Podemos notar algunos procedimientos estilísticos. En repetidas ocasiones relaciona la interioridad con el estancamiento, como en “Dolor de inquietud”, donde “los fantasmas platónicos se hunden en las aguas muertas de nuestra alma”.[21] En “El señor invierno se delata un uso similar, al comparar a todo el ser del poeta, o a su consciencia con “una fuente de aguas muertas” y “un agua muerta sobre la que naufragan algunas hojas de álamo”.[22] No sería suficiente decir que el jerezano utiliza nombres apelativos con gran suavidad, pues éste es un recurso general de la literatura; pero llama la atención que al dirigirse a sus admiradas o amadas, en “La viajera” y “Magdalena”, llame a una y a otra respectivamente “lirio de salud”[23] y “lirio de mansedumbre”.[24] Este dato quizá cobra más relevancia al considerar que en el poema “Transmútase mi alma...” de Zozobra, libro donde, como se ha explicado, se opera el desbalance definitivo y una mayor entrega a la sensualidad –contrapuesta al pudor religioso– el “yo lírico” declare que “[sus] lirios van muriendo y [le] dan pena”.[25] Pareciera un indicio para pensar que el poeta utilizaba a dicha planta como símbolo de las virtudes apolíneas.
Quizá una de las estructuras más complicadas de López Velarde es la que se logra al tomar una imagen cotidiana y manipularla hasta sacarle resonancias trascendentales, como en “Al vaivén del sillón”, donde describe a la señorita Virginia, una solterona que oscila en una mecedora, y después de múltiples reparos sobre la línea de su peinado y el paso del tiempo, mientras los pies de la anciana tocan la alfombra para impulsarse “en la pequeña curva que trazan sus rodillas al ascender y bajar, hay el flujo y reflujo de una vida, con su totalidad de culminaciones y fracasos...ha inmovilizado el tiempo; su palidez absorbe las perspectivas incoloras del pasado; su mano corta el presente como si segase un talle efímero y el porvenir retrocede a cobijarse en la bruma de sus ojeras”.[26] Otro ejemplo quizá más llamativo, si nos atenemos al claro escalonamiento de las impresiones cotidianas y trascendentales, se encuentra en “La avenida Madero”, crónica aparecida en la revista Pegaso. En esta prosa, donde el jerezano menciona el hurto de un reloj y el flujo de familias y automóviles por dicha arteria, de pronto vemos aparecer al hado malévolo:
He comprendido a las sociedades protectoras de animales al asistir a la tragedia de los caballos que, en las fechas lluviosas, azotan contra el barro. Desde la esquina del Salón Rojo he sentido renacer una salvaje piedad en favor de las explotadas bestias que pugnan por incorporarse, y más aún, en favor de los caídos y decaídos corceles que hacen el muerto y, sin brizna de amor propio, abandónanse al látigo de la negra fortuna.[27]

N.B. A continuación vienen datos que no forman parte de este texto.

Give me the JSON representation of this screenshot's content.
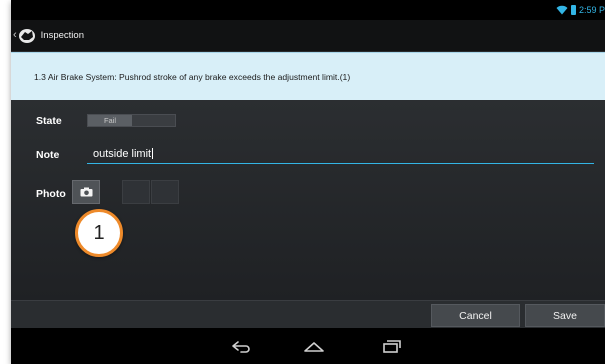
{
  "status_bar": {
    "time": "2:59 P"
  },
  "action_bar": {
    "title": "Inspection"
  },
  "question": {
    "text": "1.3 Air Brake System: Pushrod stroke of any brake exceeds the adjustment limit.(1)"
  },
  "form": {
    "state_label": "State",
    "state_value": "Fail",
    "note_label": "Note",
    "note_value": "outside limit",
    "photo_label": "Photo"
  },
  "callout": {
    "number": "1"
  },
  "buttons": {
    "cancel_label": "Cancel",
    "save_label": "Save"
  },
  "colors": {
    "accent": "#33b5e5",
    "callout_border": "#ee8a2a",
    "banner": "#d8eff8"
  },
  "icons": [
    "wifi-icon",
    "battery-icon",
    "app-icon",
    "camera-icon",
    "back-icon",
    "home-icon",
    "recents-icon"
  ]
}
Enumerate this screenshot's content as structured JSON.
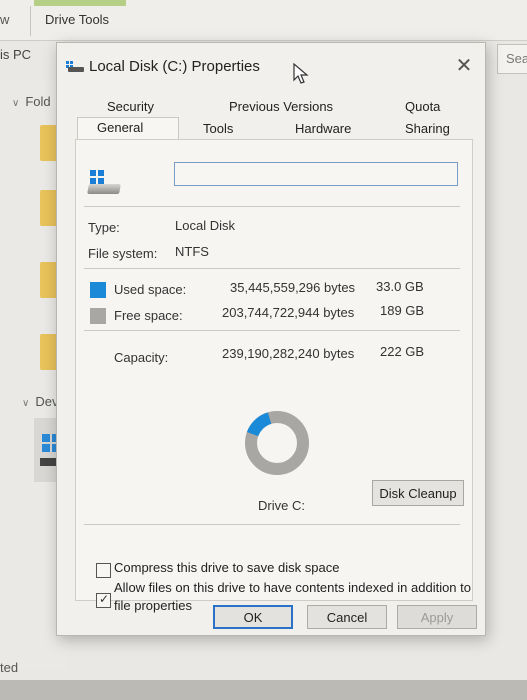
{
  "explorer": {
    "ribbon_view_tab": "w",
    "ribbon_tools_tab": "Drive Tools",
    "address_text": "is PC",
    "search_placeholder": "Sea",
    "nav_folders_label": "Fold",
    "nav_devices_label": "Dev",
    "status_text": "ted"
  },
  "dialog": {
    "title": "Local Disk (C:) Properties",
    "tabs_top": [
      "Security",
      "Previous Versions",
      "Quota"
    ],
    "tabs_bottom": [
      "General",
      "Tools",
      "Hardware",
      "Sharing"
    ],
    "active_tab": "General",
    "drive_name_value": "",
    "type_label": "Type:",
    "type_value": "Local Disk",
    "fs_label": "File system:",
    "fs_value": "NTFS",
    "used_label": "Used space:",
    "used_bytes": "35,445,559,296 bytes",
    "used_gb": "33.0 GB",
    "free_label": "Free space:",
    "free_bytes": "203,744,722,944 bytes",
    "free_gb": "189 GB",
    "capacity_label": "Capacity:",
    "capacity_bytes": "239,190,282,240 bytes",
    "capacity_gb": "222 GB",
    "drive_label": "Drive C:",
    "cleanup_button": "Disk Cleanup",
    "compress_label": "Compress this drive to save disk space",
    "compress_checked": false,
    "index_label_line1": "Allow files on this drive to have contents indexed in addition to",
    "index_label_line2": "file properties",
    "index_checked": true,
    "ok_button": "OK",
    "cancel_button": "Cancel",
    "apply_button": "Apply",
    "used_fraction": 0.148,
    "colors": {
      "used": "#1a8ad8",
      "free": "#a8a7a4",
      "accent": "#2a71c7"
    }
  }
}
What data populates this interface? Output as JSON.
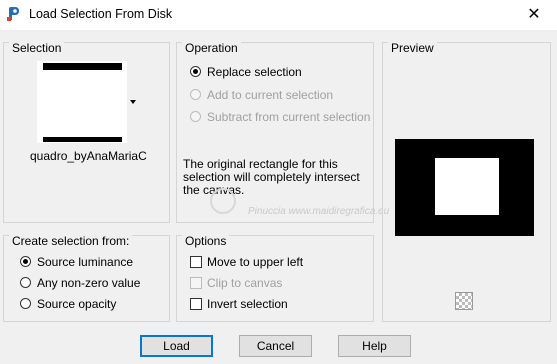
{
  "window": {
    "title": "Load Selection From Disk",
    "close_glyph": "✕"
  },
  "selection": {
    "group_title": "Selection",
    "selected_name": "quadro_byAnaMariaC"
  },
  "operation": {
    "group_title": "Operation",
    "options": [
      {
        "label": "Replace selection",
        "checked": true,
        "enabled": true
      },
      {
        "label": "Add to current selection",
        "checked": false,
        "enabled": false
      },
      {
        "label": "Subtract from current selection",
        "checked": false,
        "enabled": false
      }
    ],
    "description": "The original rectangle for this selection will completely intersect the canvas."
  },
  "preview": {
    "group_title": "Preview"
  },
  "create_from": {
    "group_title": "Create selection from:",
    "options": [
      {
        "label": "Source luminance",
        "checked": true
      },
      {
        "label": "Any non-zero value",
        "checked": false
      },
      {
        "label": "Source opacity",
        "checked": false
      }
    ]
  },
  "options": {
    "group_title": "Options",
    "checks": [
      {
        "label": "Move to upper left",
        "checked": false,
        "enabled": true
      },
      {
        "label": "Clip to canvas",
        "checked": false,
        "enabled": false
      },
      {
        "label": "Invert selection",
        "checked": false,
        "enabled": true
      }
    ]
  },
  "watermark": {
    "text": "Pinuccia www.maidiregrafica.eu"
  },
  "buttons": {
    "load": "Load",
    "cancel": "Cancel",
    "help": "Help"
  },
  "icons": {
    "app": "psp-app-icon",
    "close": "close-icon",
    "dropdown": "chevron-down-icon",
    "preview_toggle": "checkerboard-icon"
  }
}
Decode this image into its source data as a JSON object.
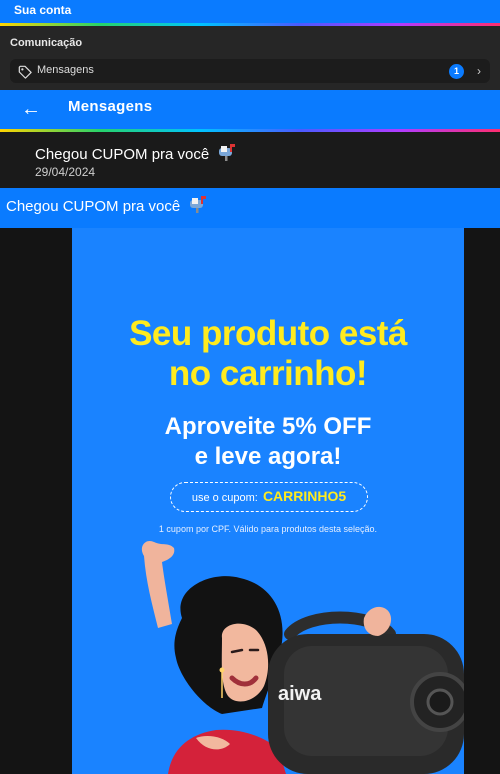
{
  "topbar": {
    "title": "Sua conta"
  },
  "section": {
    "title": "Comunicação",
    "row": {
      "label": "Mensagens",
      "badge": "1"
    }
  },
  "messages_header": {
    "title": "Mensagens"
  },
  "message": {
    "subject": "Chegou CUPOM pra você",
    "date": "29/04/2024"
  },
  "opened_message": {
    "subject": "Chegou CUPOM pra você"
  },
  "banner": {
    "headline_line1": "Seu produto está",
    "headline_line2": "no carrinho!",
    "sub_line1": "Aproveite 5% OFF",
    "sub_line2": "e leve agora!",
    "coupon_prefix": "use o cupom:",
    "coupon_code": "CARRINHO5",
    "fine_print": "1 cupom por CPF. Válido para produtos desta seleção.",
    "speaker_brand": "aiwa"
  },
  "colors": {
    "accent": "#0a7bff",
    "banner_bg": "#1a83ff",
    "headline": "#ffeb1f"
  }
}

De esta manera, con destellos contundentes a lo largo de muchas páginas escritas de un día para otro, López Velarde logra un “sitio destacado entre nuestros prosistas”.[28]

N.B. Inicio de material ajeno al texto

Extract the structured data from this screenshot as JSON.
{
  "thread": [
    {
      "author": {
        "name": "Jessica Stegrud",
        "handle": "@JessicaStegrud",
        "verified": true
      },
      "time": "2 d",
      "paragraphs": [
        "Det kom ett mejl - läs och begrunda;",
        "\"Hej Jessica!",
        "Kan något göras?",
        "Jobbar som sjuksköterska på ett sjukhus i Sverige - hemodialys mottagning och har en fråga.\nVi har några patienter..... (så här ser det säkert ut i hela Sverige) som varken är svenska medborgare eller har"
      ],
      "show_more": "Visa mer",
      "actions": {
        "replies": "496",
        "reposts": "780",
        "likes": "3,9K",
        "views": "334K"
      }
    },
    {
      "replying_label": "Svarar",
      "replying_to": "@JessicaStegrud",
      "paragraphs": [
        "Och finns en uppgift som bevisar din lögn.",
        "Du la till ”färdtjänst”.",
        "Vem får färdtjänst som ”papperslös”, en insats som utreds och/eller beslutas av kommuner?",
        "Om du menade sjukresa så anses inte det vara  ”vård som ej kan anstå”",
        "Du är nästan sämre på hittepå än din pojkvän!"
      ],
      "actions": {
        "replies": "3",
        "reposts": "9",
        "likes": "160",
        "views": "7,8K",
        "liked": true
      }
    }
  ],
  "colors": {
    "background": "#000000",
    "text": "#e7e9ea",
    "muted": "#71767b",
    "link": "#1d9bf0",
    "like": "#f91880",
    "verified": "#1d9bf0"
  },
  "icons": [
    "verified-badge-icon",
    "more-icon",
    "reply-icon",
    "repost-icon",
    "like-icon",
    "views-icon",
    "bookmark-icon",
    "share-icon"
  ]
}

Cuenta Núñez y Rodríguez que, en enero de 1916, mientras López Velarde termina de corregir las pruebas para La sangre devota en las oficinas de la Revista de Revistas; aquél, al revisar un número de L’Illustration, se sorprende por una serie de fotografías del ataque a la catedral de Reims. Núñez y Rodríguez las muestra al director y luego propone al poeta jerezano hacer una crónica al respecto. López Velarde se niega en un principio, argumentando que la prosa no es su fuerte. El colaborador entusiasta le insiste y el poeta se encierra en la biblioteca a trabajar. Pasado el mediodía aparece ante sus compañeros y les lee, para sorpresa de todos, un texto de gran poder. A decir de García Barragán y Schneider afloran en “La sonrisa de la piedra” los conocimientos religiosos del poeta, sobre todo la intuición de que en el arte cristiano del siglo xi están reflejados “todos los aspectos luminosos… la bondad, la dulzura y el amor”, de acuerdo a la caracterización que hace de éstos Émile Mâle.[29] Si bien pueden clasificarse como crónicas otros textos anteriores, es éste el primero en que el poeta se basa en un evento concreto fuera del ámbito nacional para realizar un trabajo periodístico.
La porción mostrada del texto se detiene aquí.